The Robodebt scheme was a controversial and unlawful attempt by the Australian government to recover debts from welfare recipients between 2015 and 2019 using an automated data-matching system. During this period, serious questions were raised about the processes behind automated data-matching and associated privacy practices of involved government agencies involved: the Australian Department of Human Services and the Australian Taxation Office.
What followed was infamously referred to as "a massive failure of public administration" in the class action lawsuit, which prompted the establishment of a Royal Commission inquiry into the scheme. The Royal Commission's final report, delivered in July 2023, provides a detailed account of the data processes behind the scheme and offers several important insights for privacy professionals.
To retain or destroy?
One key challenge of managing large quantities of information is determining when it is no longer needed and should be destroyed. Under the Australian Privacy Principles, entities and agencies are required to take reasonable steps to destroy or deidentify personal information that is no longer needed for the purpose for which it was used or disclosed. However, the rapid rise of cloud computing and decreasing digital storage costs have created, at best, a complacent culture of digital hoarding and, at worst, poor retention practices contrary to the APP.
The data-matching processes between the DHS and ATO were conducted in accordance with an internal protocol that required the destruction of all information not used, unsuitable for use or already used in the matching process. However, despite this requirement, the Royal Commission found information was retained indefinitely "while there was an intent to use it."
Confusing "we might use it" with "we will use it" is a common trap many organizations fall into when determining if personal information should be destroyed. The fact that this situation continued even when the protocol was amended in 2017 showed risk-culture failures, including poor risk management measures and misalignment between protocols and processes.
The retention of personal information for undefined periods is never a sensible risk approach, and is contrary to the APPs.
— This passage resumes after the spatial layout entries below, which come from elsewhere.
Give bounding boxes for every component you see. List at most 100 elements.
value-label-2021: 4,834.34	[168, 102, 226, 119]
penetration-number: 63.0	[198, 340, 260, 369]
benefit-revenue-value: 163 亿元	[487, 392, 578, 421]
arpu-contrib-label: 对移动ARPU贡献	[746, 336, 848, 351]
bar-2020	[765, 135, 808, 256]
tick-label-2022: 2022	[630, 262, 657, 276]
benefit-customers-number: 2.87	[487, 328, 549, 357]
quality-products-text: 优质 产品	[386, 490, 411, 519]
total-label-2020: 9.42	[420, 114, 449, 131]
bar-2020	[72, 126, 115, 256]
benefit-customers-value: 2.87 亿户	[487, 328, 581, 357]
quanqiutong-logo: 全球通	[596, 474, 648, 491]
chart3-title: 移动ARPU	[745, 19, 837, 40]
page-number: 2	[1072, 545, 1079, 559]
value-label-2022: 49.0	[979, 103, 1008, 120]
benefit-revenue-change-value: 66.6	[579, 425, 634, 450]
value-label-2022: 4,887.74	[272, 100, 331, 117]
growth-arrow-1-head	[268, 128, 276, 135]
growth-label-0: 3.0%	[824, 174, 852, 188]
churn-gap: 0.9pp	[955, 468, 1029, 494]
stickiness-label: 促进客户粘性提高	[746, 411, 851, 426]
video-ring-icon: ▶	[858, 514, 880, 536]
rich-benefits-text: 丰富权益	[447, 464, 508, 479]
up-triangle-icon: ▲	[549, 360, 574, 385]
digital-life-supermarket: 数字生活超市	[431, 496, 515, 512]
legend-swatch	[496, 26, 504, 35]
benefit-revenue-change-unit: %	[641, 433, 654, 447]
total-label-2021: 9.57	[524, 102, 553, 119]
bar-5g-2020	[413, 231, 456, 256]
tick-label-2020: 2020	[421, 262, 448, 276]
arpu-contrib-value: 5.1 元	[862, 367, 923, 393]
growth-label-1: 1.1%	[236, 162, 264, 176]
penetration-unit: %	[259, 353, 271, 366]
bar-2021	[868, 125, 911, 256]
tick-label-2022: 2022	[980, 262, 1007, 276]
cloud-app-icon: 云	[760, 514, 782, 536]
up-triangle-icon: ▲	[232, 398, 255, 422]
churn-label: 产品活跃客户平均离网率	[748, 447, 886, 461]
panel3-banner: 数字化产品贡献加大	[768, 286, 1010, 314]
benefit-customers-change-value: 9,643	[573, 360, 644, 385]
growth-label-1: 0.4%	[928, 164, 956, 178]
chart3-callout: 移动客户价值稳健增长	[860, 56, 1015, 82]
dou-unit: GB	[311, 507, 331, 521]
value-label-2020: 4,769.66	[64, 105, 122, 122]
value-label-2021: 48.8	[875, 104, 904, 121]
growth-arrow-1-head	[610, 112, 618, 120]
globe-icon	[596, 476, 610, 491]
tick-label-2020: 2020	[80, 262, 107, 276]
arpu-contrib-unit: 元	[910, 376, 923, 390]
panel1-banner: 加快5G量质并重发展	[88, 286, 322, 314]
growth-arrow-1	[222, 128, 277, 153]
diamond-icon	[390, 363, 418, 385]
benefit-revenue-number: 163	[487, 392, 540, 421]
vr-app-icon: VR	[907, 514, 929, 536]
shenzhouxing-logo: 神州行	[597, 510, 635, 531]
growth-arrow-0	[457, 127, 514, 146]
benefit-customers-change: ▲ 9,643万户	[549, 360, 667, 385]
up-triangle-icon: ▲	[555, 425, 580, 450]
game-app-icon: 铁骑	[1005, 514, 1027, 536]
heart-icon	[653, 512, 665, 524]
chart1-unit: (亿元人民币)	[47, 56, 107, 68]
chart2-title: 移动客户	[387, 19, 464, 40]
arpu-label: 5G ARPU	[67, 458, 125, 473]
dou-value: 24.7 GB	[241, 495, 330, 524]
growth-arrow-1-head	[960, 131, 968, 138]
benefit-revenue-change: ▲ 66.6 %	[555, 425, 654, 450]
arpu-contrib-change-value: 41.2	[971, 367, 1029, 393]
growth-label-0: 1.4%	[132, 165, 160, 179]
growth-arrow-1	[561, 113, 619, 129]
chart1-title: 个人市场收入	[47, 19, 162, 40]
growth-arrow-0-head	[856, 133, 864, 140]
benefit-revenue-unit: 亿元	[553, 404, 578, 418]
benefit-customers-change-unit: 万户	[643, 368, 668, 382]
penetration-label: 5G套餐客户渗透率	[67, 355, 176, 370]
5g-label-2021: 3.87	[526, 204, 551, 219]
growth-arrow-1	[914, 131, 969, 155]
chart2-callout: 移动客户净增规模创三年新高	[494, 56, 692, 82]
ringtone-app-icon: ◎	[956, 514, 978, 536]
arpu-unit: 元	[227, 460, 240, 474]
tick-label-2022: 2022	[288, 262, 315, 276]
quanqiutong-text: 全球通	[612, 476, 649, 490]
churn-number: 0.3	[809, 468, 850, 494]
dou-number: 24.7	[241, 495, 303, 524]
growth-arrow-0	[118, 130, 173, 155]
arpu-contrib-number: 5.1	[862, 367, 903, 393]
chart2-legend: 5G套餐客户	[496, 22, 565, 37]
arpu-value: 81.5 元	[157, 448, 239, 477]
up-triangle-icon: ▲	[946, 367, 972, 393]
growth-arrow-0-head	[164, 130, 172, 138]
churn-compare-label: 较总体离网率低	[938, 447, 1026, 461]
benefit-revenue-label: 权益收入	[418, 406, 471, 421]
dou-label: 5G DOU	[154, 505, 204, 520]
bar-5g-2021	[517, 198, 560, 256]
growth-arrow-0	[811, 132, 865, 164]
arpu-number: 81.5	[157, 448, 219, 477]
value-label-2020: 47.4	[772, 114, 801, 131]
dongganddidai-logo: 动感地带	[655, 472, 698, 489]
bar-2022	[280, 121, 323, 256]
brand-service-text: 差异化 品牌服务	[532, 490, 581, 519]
However, it could be argued this practice does not solely stem from poor risk management but also from the complexity of multiple legal provisions outside the privacy regime that require the retention of personal information, resulting in a culture of retaining it "just in case" (a known trend recently highlighted by the large privacy breaches in Australia).
To address this situation, the Privacy Act Review Report 2022 recommended reviewing of all legal provisions requiring personal information retention and having entities establish maximum and minimum data-retention periods.
Open and transparent
APPs 3 and 6 outline the circumstances in which entities can collect, use or disclose personal information and the circumstances. APP 5 also requires entities to notify individuals of the circumstances of collection and its purpose, among other requirements. These fundamental aspects of the Australian privacy regime are predicated on the principle of openness and transparency in APP 1.
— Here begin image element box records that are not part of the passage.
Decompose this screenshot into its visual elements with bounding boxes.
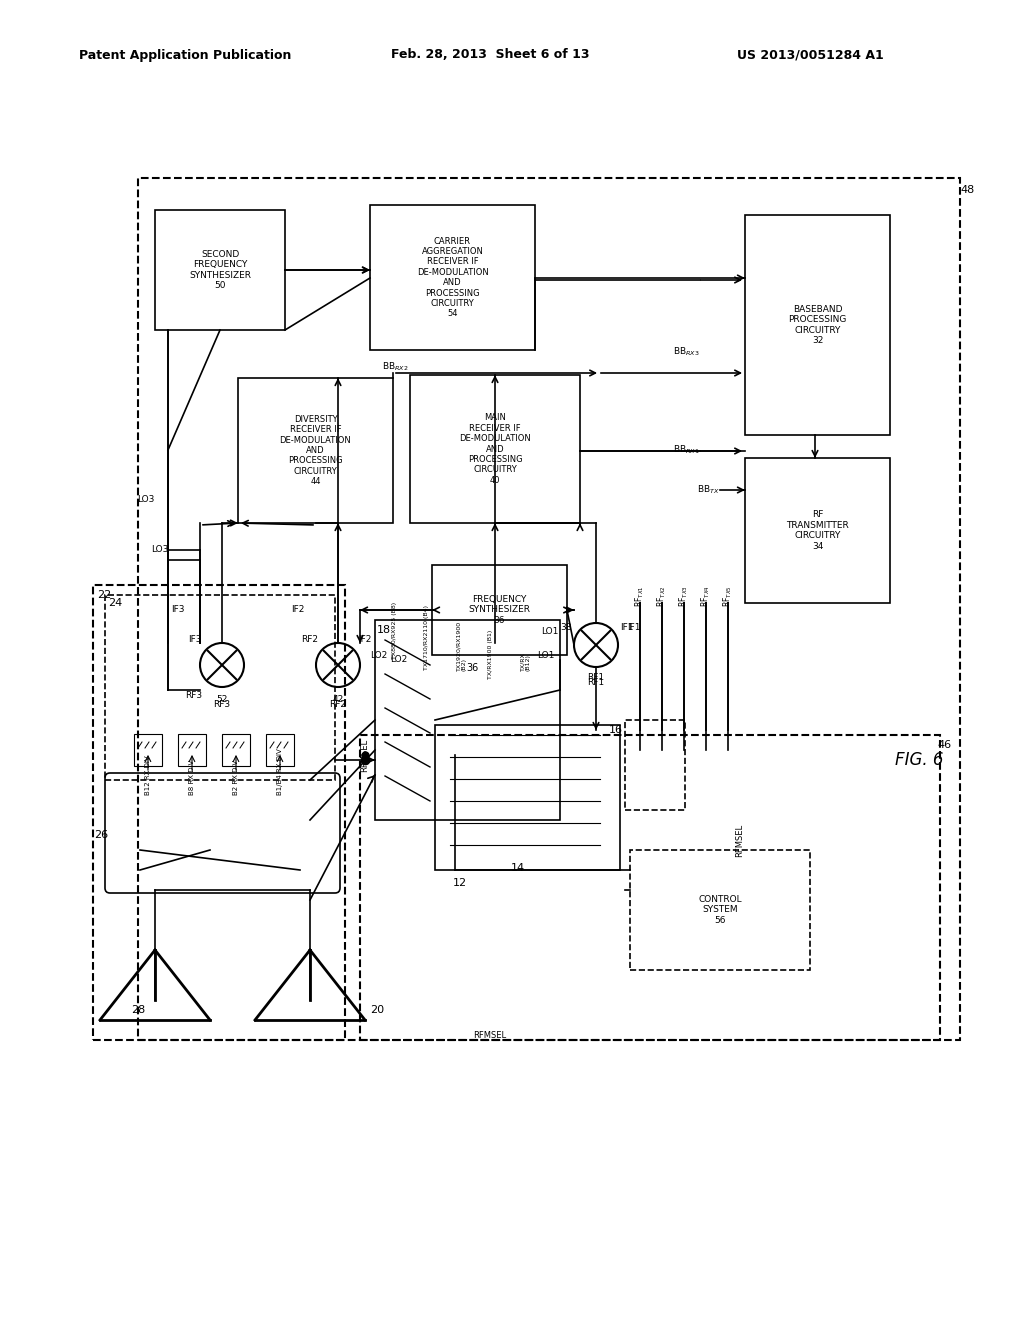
Text: Patent Application Publication: Patent Application Publication [79, 49, 291, 62]
Text: 16: 16 [609, 725, 623, 735]
Text: SECOND
FREQUENCY
SYNTHESIZER
50: SECOND FREQUENCY SYNTHESIZER 50 [189, 249, 251, 290]
Text: RF$_{TX2}$: RF$_{TX2}$ [655, 586, 669, 607]
Text: IF1: IF1 [627, 623, 640, 632]
Text: 14: 14 [511, 863, 525, 873]
Text: TX/RX1900 (B1): TX/RX1900 (B1) [488, 630, 493, 678]
Text: BB$_{RX2}$: BB$_{RX2}$ [382, 360, 409, 374]
Bar [93, 585, 345, 1040]
Bar [360, 735, 940, 1040]
Bar [178, 734, 206, 766]
Bar [625, 719, 685, 810]
Bar [410, 375, 580, 523]
Text: RFMSEL: RFMSEL [473, 1031, 507, 1040]
Text: BASEBAND
PROCESSING
CIRCUITRY
32: BASEBAND PROCESSING CIRCUITRY 32 [788, 305, 847, 345]
Text: RF
TRANSMITTER
CIRCUITRY
34: RF TRANSMITTER CIRCUITRY 34 [786, 511, 849, 550]
Bar [432, 565, 567, 655]
Text: B12 RX DIV: B12 RX DIV [145, 755, 151, 795]
Text: TX880/RX925 (B8): TX880/RX925 (B8) [392, 602, 397, 659]
Bar [375, 620, 560, 820]
Bar [630, 850, 810, 970]
Text: 20: 20 [370, 1005, 384, 1015]
Bar [222, 734, 250, 766]
Bar [435, 725, 620, 870]
Text: RF1: RF1 [588, 678, 604, 686]
Text: 24: 24 [108, 598, 122, 609]
Text: LO1: LO1 [538, 652, 555, 660]
Text: RFMSEL: RFMSEL [360, 738, 370, 772]
Text: TX/RX
(B12): TX/RX (B12) [520, 652, 530, 672]
Text: DIVERSITY
RECEIVER IF
DE-MODULATION
AND
PROCESSING
CIRCUITRY
44: DIVERSITY RECEIVER IF DE-MODULATION AND … [280, 414, 351, 486]
Text: 52: 52 [216, 696, 227, 704]
Text: RF$_{TX4}$: RF$_{TX4}$ [699, 585, 713, 607]
Text: 22: 22 [97, 590, 112, 601]
Text: RF2: RF2 [330, 700, 346, 709]
Text: RF2: RF2 [301, 635, 318, 644]
Text: 28: 28 [131, 1005, 145, 1015]
Text: 26: 26 [94, 830, 108, 840]
Bar [266, 734, 294, 766]
Text: BB$_{RX3}$: BB$_{RX3}$ [674, 346, 700, 358]
Text: TX1710/RX2110 (B4): TX1710/RX2110 (B4) [424, 606, 429, 671]
Text: 42: 42 [333, 696, 344, 704]
Text: BB$_{TX}$: BB$_{TX}$ [697, 483, 720, 496]
Text: CARRIER
AGGREGATION
RECEIVER IF
DE-MODULATION
AND
PROCESSING
CIRCUITRY
54: CARRIER AGGREGATION RECEIVER IF DE-MODUL… [417, 236, 488, 318]
Text: LO3: LO3 [151, 545, 168, 554]
Text: B1/B4 RX DIV: B1/B4 RX DIV [278, 748, 283, 795]
Text: RF$_{TX3}$: RF$_{TX3}$ [678, 585, 690, 607]
Text: CONTROL
SYSTEM
56: CONTROL SYSTEM 56 [698, 895, 741, 925]
Text: 38: 38 [560, 623, 572, 632]
Text: IF1: IF1 [620, 623, 634, 632]
Text: LO3: LO3 [137, 495, 155, 504]
Text: B8 RX DIV: B8 RX DIV [189, 760, 195, 795]
Bar [370, 205, 535, 350]
Bar [238, 378, 393, 523]
Text: RF3: RF3 [213, 700, 230, 709]
Text: 48: 48 [961, 185, 974, 195]
Text: IF3: IF3 [188, 635, 202, 644]
Bar [134, 734, 162, 766]
Text: IF3: IF3 [171, 606, 185, 615]
Text: 46: 46 [937, 741, 951, 750]
Text: BB$_{RX1}$: BB$_{RX1}$ [674, 444, 700, 457]
Text: RFMSEL: RFMSEL [735, 824, 744, 857]
Text: Feb. 28, 2013  Sheet 6 of 13: Feb. 28, 2013 Sheet 6 of 13 [391, 49, 589, 62]
Text: LO2: LO2 [370, 652, 387, 660]
Text: 18: 18 [377, 624, 391, 635]
Text: US 2013/0051284 A1: US 2013/0051284 A1 [736, 49, 884, 62]
Bar [105, 595, 335, 780]
Bar [745, 215, 890, 436]
Text: B2 RX DIV: B2 RX DIV [233, 760, 239, 795]
Text: IF2: IF2 [358, 635, 372, 644]
Text: FREQUENCY
SYNTHESIZER
36: FREQUENCY SYNTHESIZER 36 [469, 595, 530, 624]
Text: RF$_{TX1}$: RF$_{TX1}$ [634, 586, 646, 607]
Text: 36: 36 [466, 663, 478, 673]
Text: MAIN
RECEIVER IF
DE-MODULATION
AND
PROCESSING
CIRCUITRY
40: MAIN RECEIVER IF DE-MODULATION AND PROCE… [459, 413, 530, 484]
Text: TX1920/RX1900
(B2): TX1920/RX1900 (B2) [456, 620, 467, 671]
Text: IF2: IF2 [292, 606, 305, 615]
Bar [138, 178, 961, 1040]
Text: LO1: LO1 [541, 627, 558, 636]
Bar [155, 210, 285, 330]
Text: RF3: RF3 [185, 690, 202, 700]
Text: LO2: LO2 [390, 656, 408, 664]
Text: RF1: RF1 [588, 673, 604, 682]
Bar [745, 458, 890, 603]
Text: 12: 12 [453, 878, 467, 888]
Text: FIG. 6: FIG. 6 [895, 751, 943, 770]
Text: RF$_{TX5}$: RF$_{TX5}$ [722, 586, 734, 607]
The Royal Commission noted the Robodebt scheme may have breached these APPs by not adequately informing or seeking consent from individuals before disclosing and collecting their personal information for the data-matching process. This view was based on doubts raised by the Royal Commission over the ATO's compliance with its own secrecy obligations when sharing information with the DHS.
Notwithstanding the merits of this view, the open and transparent principle must always be upheld for the benefit of the owner of the personal information — a central tenet and driving force of Australia's privacy regime. The community expects entities to be forthcoming with their personal information handling practices. The legal and regulatory ramifications that followed the scheme serve as a stark reminder for all privacy pros of what eventuates when this expectation is not met.
Right to an explanation
A heavily criticized aspect of the scheme was the lack of human intervention in the calculation and notification of debts and insufficient information about this process. The Royal Commission found human intervention was slowly removed to the point that debt notices were issued without review, leaving support recipients to navigate the complexities of DHS internal processes unaided.
This experience intensified conversations around the right to obtain explanations of the decisions reached through automated decision-making processes, particularly when personal information is used to produce decisions with significant legal consequences.
Under the existing Australian regime, individuals are entitled to know why their personal information is collected. However, as we have learned from the scheme, this is insufficient. The EU General Data Protection Regulation attempted to solve this issue by prohibiting decision-making "based solely on automated processing," but this ambiguous language has been criticized as multistage processes with minimal human intervention arguably fall outside this prohibition, making the provision almost inoperative.
The Privacy Act Review Report 2022 attempted to strike a balance, using less rigid language to recommend disclosing the types of personal information to be used in "substantially automated" decisions and meaningful information on how those decisions are made. To assist entities further, it also recommended including high-level indicators of the types of decisions with legal effect in the legislation.
The Robodebt scheme has become a textbook case of what can go wrong when inadequate frameworks, processes and controls are implemented, particularly when dealing with personal information. In this age of digital automation, it also demonstrates the clear need for a modern framework that aligns with community expectations.